Andere empfinden mein Verhalten als egoistisch. Ich empfinde es dagegen als egoistisch, wenn andere mir Tätigkeiten übertragen wollen, die sie zu 100% selbst durchführen könnten, sich aber einfach die Arbeit sparen wollen. So wie beim Beispiel von
@TheManneken, der die Umzugskartons fertig hat und diese locker (mit seiner Frau?) selber ins Auto tragen und rüber fahren
könnte. Aber um sich eben zahlreiche Stunden Arbeit zu sparen, wird auf Ressourcen von Freunden zugegriffen. Es wird eine Tätigkeit, die jeder Erwachsene ausführen kann, auf andere ausgelagert,
weil man selbst keine Lust dazu hat.
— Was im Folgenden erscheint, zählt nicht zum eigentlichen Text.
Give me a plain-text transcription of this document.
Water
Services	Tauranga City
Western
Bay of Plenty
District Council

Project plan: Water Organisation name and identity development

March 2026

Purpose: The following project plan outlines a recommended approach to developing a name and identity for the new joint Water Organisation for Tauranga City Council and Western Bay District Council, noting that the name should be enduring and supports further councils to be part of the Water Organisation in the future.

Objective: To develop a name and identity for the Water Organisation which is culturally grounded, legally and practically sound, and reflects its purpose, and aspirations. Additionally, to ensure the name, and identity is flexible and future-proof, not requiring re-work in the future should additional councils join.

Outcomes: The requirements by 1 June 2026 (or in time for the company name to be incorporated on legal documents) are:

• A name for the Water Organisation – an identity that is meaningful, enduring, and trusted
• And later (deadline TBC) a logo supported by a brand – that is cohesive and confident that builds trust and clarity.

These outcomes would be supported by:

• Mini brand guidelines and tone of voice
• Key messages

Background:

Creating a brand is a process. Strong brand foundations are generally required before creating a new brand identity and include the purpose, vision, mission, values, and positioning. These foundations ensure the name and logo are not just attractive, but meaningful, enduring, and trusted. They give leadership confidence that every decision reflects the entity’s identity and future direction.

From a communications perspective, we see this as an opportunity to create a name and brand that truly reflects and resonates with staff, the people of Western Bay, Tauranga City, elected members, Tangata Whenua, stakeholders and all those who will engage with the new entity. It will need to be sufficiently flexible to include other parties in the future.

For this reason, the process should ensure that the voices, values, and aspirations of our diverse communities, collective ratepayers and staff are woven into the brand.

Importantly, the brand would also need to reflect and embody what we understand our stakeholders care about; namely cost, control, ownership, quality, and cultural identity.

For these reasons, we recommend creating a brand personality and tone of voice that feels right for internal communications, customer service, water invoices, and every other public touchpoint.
Nur vielleicht 5% von so einem Umzug bekommt man als Familie/Paar nicht selbst gebacken (z.B. Waschmaschine, Kühlschrank, Couch), dort und nur dort sehe ich Hilfe als gerechtfertigt an.
Es gibt auch Personen, die ziehen alle 2 Jahre um und wollen jedes mal Hilfe aus dem halben Freundeskreis - wie sollen solche Leute dazu lernen, dass eine langfristige Planung im Leben wichtig ist, wenn andere die Suppe immer wieder aufs neue auslöffeln?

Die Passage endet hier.